KSQL now has a data flow schema:

ksql> DESCRIBE TESTDATA_CSV;

Name                 : TESTDATA_CSV
 Field   | Type
-------------------------------------
 ROWTIME | BIGINT (system)
 ROWKEY  | VARCHAR(STRING) (system)
 ID      | INTEGER
 ARTIST  | VARCHAR(STRING)
 SONG    | VARCHAR(STRING)
-------------------------------------
For runtime statistics and query details run: DESCRIBE EXTENDED <Stream,Table>;
Copy the code

Verify that the data meets expectations by querying the KSQL flow. Note that for existing Kafka themes, you are only a consumer of Kafka at this time and have not changed or copied any data.

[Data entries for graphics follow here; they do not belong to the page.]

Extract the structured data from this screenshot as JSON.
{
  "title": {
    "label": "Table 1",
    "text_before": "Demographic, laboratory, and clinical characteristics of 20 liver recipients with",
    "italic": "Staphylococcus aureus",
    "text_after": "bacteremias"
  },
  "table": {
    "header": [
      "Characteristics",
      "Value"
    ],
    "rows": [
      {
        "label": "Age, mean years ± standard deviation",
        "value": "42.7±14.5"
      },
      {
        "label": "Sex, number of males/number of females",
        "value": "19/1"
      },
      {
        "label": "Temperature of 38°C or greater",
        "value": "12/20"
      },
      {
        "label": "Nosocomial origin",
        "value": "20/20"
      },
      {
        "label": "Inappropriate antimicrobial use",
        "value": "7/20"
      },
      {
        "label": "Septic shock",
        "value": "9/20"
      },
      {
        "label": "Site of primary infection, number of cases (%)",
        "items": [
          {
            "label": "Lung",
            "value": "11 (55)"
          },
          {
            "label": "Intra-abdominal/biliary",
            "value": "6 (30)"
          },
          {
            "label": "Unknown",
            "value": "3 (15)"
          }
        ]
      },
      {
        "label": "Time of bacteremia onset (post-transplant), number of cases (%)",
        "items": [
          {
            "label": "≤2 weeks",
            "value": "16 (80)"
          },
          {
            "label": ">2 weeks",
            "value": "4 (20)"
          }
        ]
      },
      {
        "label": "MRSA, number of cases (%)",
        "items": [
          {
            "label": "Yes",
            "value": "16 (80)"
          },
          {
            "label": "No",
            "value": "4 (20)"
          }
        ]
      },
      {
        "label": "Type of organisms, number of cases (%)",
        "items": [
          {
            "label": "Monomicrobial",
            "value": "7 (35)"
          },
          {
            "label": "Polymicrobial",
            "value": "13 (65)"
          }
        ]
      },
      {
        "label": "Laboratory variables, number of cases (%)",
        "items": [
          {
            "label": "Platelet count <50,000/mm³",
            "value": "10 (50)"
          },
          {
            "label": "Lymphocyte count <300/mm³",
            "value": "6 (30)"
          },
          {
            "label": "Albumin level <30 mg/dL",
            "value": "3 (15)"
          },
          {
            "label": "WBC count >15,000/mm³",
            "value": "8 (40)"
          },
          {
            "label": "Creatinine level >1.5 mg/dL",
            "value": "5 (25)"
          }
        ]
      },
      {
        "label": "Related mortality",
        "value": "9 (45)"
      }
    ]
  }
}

ksql> SET 'auto.offset.reset' = 'earliest';
Successfully changed local property 'auto.offset.reset' from 'null' to 'earliest'
ksql> SELECT ID, ARTIST, SONG FROM TESTDATA_CSV;
1 | Rick Astley | Never Gonna Give You Up
2 | Johnny Cash | Ring of Fire
Copy the code

Finally, a new Kafka theme is created, populated with reserialized data with schemas. KSQL queries are continuous, so in addition to sending any existing data from the source-side topic to the target-side topic, KSQL will also send any future data to the topic.

ksql> CREATE STREAM TESTDATA WITH (VALUE_FORMAT='AVRO') AS SELECT * FROM TESTDATA_CSV;

Message
----------------------------
Stream created and running
----------------------------
Copy the code

The data is then validated using a console consumer in Avro format:

$ kafka-avro-console-consumer --bootstrap-server localhost:9092 \
                                --property schema.registry.url=http://localhost:8081 \
                                --topic TESTDATA \
                                --from-beginning | \
                                jq '.'
{
  "ID": {
    "int": 1
},
  "ARTIST": {
    "string": "Rick Astley"
},
  "SONG": {
    "string": "Never Gonna Give You Up"
  }
}
[…]
Copy the code

You can even view registered schemas in the schema registry:

$ curl -s http://localhost:8081/subjects/TESTDATA-value/versions/latest|jq '.schema|fromjson'
{
  "type": "record",
  "name": "KsqlDataSourceSchema",
  "namespace": "io.confluent.ksql.avro_schemas",
  "fields": [
    {
      "name": "ID",
      "type": [
        "null",
        "int"
      ],
      "default": null
    },
    {
      "name": "ARTIST",
      "type": [
        "null",
        "string"
      ],
      "default": null
    },
    {
      "name": "SONG",
      "type": [
        "null",
        "string"
      ],
      "default": null
    }
  ]
}
Copy the code

Any new messages written to the original topic (Testdata-CSV) are automatically processed by KSQL and written to a new topic named TestData in Avro format. Now, any application or team that wants to use this data can simply process the TESTDATA topic and serialize the data with Avro that declares the schema. You can also use this technique to change the number of partitions, partition keys, and replicators in a topic.

conclusion

The Kafka connector is a very simple but powerful tool for integrating other systems with Kafka. The most common misconception is the converter provided by the Kafka connector. As we’ve seen before that Kafka messages are just key/value pairs, it’s important to know which serialization mechanism to use and then standardize it in the Kafka connector.